Limit Theorems for Generalized Baker's Transformations

TL;DR

This paper investigates decay of correlations and limit theorems for generalized baker's transformations, revealing sharp mixing rates and convergence to various stable distributions, including non-normal ones, using advanced mathematical techniques.

Contribution

It introduces the first application of anisotropic Banach space methods and operator renewal theory to generalized baker's transformations, providing new limit theorem results.

Findings

Sharp rates of mixing for Lipschitz functions

Limit theorems showing convergence to stable distributions

Stable distributions with any skewness parameter in [-1,1] obtained as limits

Abstract

In this paper we study decay of correlations and limit theorems for generalized baker's transformations. Our examples are piecewise non-uniformly hyperbolic maps on the unit square that posses two spatially separated lines of indifferent fixed points.

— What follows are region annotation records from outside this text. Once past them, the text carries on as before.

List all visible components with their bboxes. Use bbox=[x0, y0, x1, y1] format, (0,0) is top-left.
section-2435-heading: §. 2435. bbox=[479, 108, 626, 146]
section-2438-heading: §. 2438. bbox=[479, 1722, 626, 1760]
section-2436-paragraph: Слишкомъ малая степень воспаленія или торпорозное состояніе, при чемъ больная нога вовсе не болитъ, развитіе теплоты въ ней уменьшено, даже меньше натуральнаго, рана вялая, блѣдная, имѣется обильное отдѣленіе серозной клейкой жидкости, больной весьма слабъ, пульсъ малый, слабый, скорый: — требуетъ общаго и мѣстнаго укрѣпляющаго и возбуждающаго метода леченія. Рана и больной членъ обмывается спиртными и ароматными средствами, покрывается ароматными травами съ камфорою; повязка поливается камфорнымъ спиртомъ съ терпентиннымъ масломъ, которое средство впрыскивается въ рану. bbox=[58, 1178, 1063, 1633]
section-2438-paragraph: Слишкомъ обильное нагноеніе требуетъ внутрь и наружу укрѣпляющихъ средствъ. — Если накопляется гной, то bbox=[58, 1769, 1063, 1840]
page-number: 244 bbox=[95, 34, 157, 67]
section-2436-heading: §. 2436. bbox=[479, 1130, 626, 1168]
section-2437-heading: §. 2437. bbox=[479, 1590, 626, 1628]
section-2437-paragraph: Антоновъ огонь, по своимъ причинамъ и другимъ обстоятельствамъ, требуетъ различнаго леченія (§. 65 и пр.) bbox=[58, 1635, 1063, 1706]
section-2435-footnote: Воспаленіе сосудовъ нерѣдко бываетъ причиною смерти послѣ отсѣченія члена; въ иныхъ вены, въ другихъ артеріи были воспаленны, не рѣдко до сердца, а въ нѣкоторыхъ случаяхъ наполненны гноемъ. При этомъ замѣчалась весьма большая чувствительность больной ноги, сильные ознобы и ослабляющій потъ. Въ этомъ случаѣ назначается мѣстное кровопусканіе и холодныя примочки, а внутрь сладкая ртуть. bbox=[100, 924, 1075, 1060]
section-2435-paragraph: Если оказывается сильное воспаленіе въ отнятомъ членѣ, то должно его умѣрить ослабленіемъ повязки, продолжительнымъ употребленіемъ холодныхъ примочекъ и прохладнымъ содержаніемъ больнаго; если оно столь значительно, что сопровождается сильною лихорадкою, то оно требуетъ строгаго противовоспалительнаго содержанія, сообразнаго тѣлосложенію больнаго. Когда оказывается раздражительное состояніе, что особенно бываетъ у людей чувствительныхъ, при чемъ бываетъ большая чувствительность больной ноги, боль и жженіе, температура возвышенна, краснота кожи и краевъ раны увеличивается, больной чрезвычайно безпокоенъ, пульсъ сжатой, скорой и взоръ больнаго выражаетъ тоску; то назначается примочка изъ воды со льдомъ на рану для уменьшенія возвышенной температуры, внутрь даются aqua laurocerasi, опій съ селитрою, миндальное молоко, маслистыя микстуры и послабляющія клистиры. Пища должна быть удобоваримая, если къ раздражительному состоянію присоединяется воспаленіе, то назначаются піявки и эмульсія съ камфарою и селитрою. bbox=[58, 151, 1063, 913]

We obtain sharp rates of mixing for Lipschitz functions on the unit square and limit theorems for H\"older observables on the unit square. Some of our limit theorems exhibit convergence to non-normal stable distributions for H\"older observables. We observe that stable distributions with any skewness parameter in the allowable range of $[-1,1]$ can be obtained as a limit and derive an explicit relationship between the skewness parameter and the values of the H\"older observable along the lines of indifferent fixed points. This paper is the first application of anisotropic Banach space methods and operator renewal theory to generalized baker's transformations. Our decay of correlations results recover the results of Bose and Murray. Our results on limit theorems are new for generalized baker's transformations.